Fala-se da gripe espanhola que matou milhões de pessoas no mundo. Mas, nas décadas de 1940 e 1950, uma doença, não menos contagiosa, perambulava pela Serra Gaúcha e recolhia no âmago das famílias as mais diversas pessoas. Quero me referir a tuberculose. Naquela casa colonial, de 10 para 11 de abril de 1949, nasceram duas crianças, um  primo (que veio a falecer)  e eu. Perigosa como o coronavírus, a tuberculose passava de uma pessoa para outra. Controle dos alimentos, dos utensílios de refeições e tantas outras referências, mas ela dava um jeito para expandir a sua nefasta ação. Passou e levou uma tia, depois o seu esposo e, em 24 de junho, dia de São João, o grito! Vinha do quarto, ali onde tinham nascido nove filhos e agora testemunhava uma triste e inesquecível cena. O pai se foi para a eternidade.   

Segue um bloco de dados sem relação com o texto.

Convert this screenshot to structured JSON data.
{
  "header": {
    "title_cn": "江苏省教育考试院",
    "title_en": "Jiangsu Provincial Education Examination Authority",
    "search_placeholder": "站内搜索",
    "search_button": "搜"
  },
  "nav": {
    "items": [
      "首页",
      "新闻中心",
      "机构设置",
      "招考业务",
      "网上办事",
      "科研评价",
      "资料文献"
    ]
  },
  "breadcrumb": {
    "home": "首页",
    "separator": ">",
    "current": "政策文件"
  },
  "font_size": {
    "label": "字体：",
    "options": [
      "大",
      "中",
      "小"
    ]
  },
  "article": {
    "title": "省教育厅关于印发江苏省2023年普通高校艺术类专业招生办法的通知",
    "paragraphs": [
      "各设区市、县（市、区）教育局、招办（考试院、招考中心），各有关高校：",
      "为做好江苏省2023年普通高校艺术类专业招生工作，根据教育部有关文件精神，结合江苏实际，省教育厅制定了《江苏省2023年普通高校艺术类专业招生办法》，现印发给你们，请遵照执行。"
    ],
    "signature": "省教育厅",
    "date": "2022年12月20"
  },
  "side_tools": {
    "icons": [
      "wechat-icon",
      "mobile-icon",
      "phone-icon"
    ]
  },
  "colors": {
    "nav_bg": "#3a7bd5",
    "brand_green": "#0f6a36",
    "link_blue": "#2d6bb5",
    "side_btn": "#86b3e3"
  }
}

A tuberculose não tinha cura. Médicos de Caxias se esforçavam para conseguir estancar a peste que ceifava tantas vidas. Injeções às centenas, viagens aos hospitais caxienses, visitas de médicos no interior. A mãe num quarto chorava silenciosa, os copos de leite seriam copos de lágrimas... O que estava acontecendo, passados exatamente um mês de um outro cenário parecido, o tio se fora. Mas, que brincadeira é esta, na minha incredibilidade e inocência, vir buscar dois homens em 30 dias? Lá fora, aqueles cavalos e cavaleiros, com as capas pretas, no inverno, me assustavam... Pareciam chamar mais desgraças, em que pese várias corujas terem sido sacrificadas, ao longo do tempo, em nome de maus agouros. Os cães que uivavam eram imediatamente repreendidos. Pois é, os bisavós, o avô, a tia, o primo, o tio e o pai... aquele estreito corredor, despojado e triste  entre os quartos, numa casa sem luz, sempre ficaria marcado para todas as gerações. E a vida continua. Ali na mesa, a avó, a mãe e seus noves filhos. Que força que teve aquela mulher, em liderar e fazer sobreviver tantas bocas e tantos sonhos.

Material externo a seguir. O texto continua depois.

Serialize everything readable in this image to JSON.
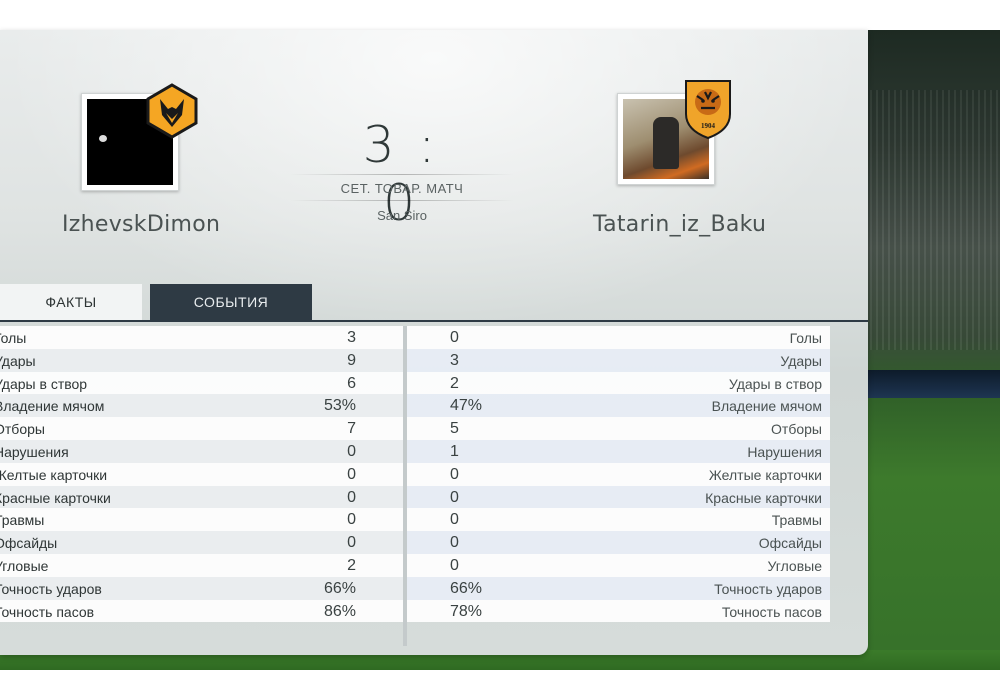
{
  "header": {
    "home_player": "IzhevskDimon",
    "away_player": "Tatarin_iz_Baku",
    "score": "3 : 0",
    "match_type": "СЕТ. ТОВАР. МАТЧ",
    "venue": "San Siro"
  },
  "badges": {
    "home": {
      "icon": "wolves-badge-icon",
      "color": "#f5a623"
    },
    "away": {
      "icon": "hull-tiger-badge-icon",
      "color": "#f0a42a",
      "text": "1904"
    }
  },
  "tabs": [
    {
      "label": "ФАКТЫ",
      "active": true
    },
    {
      "label": "СОБЫТИЯ",
      "active": false
    }
  ],
  "stats": [
    {
      "home_label": "Голы",
      "home": "3",
      "away": "0",
      "away_label": "Голы"
    },
    {
      "home_label": "Удары",
      "home": "9",
      "away": "3",
      "away_label": "Удары"
    },
    {
      "home_label": "Удары в створ",
      "home": "6",
      "away": "2",
      "away_label": "Удары в створ"
    },
    {
      "home_label": "Владение мячом",
      "home": "53%",
      "away": "47%",
      "away_label": "Владение мячом"
    },
    {
      "home_label": "Отборы",
      "home": "7",
      "away": "5",
      "away_label": "Отборы"
    },
    {
      "home_label": "Нарушения",
      "home": "0",
      "away": "1",
      "away_label": "Нарушения"
    },
    {
      "home_label": "Желтые карточки",
      "home": "0",
      "away": "0",
      "away_label": "Желтые карточки"
    },
    {
      "home_label": "Красные карточки",
      "home": "0",
      "away": "0",
      "away_label": "Красные карточки"
    },
    {
      "home_label": "Травмы",
      "home": "0",
      "away": "0",
      "away_label": "Травмы"
    },
    {
      "home_label": "Офсайды",
      "home": "0",
      "away": "0",
      "away_label": "Офсайды"
    },
    {
      "home_label": "Угловые",
      "home": "2",
      "away": "0",
      "away_label": "Угловые"
    },
    {
      "home_label": "Точность ударов",
      "home": "66%",
      "away": "66%",
      "away_label": "Точность ударов"
    },
    {
      "home_label": "Точность пасов",
      "home": "86%",
      "away": "78%",
      "away_label": "Точность пасов"
    }
  ],
  "colors": {
    "tab_active_bg": "#f2f4f4",
    "tab_dark_bg": "#2e3a44",
    "text": "#2f3636"
  }
}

Em cima de um caminhão, com meus três anos, todos com destino à Caxias para fazer uma abreugrafia. Constatar se nos frágeis pulmões havia a mancha da maldita doença. Havendo ou não, prevenindo, os nossos frágeis corpos viriam a receber algumas injeções. Mas sobrevivemos. A minha geração, viveu estas duas tristes realidades. A primeira, com a descoberta da penicilina foi muito melhorada, mas ainda há milhares de pessoas com tuberculose. Do coronavírus, inimaginável o estrago mundial feito, mas pela sua violência, deverá marcar para sempre a humanidade. Tristes e dolorosas lembranças.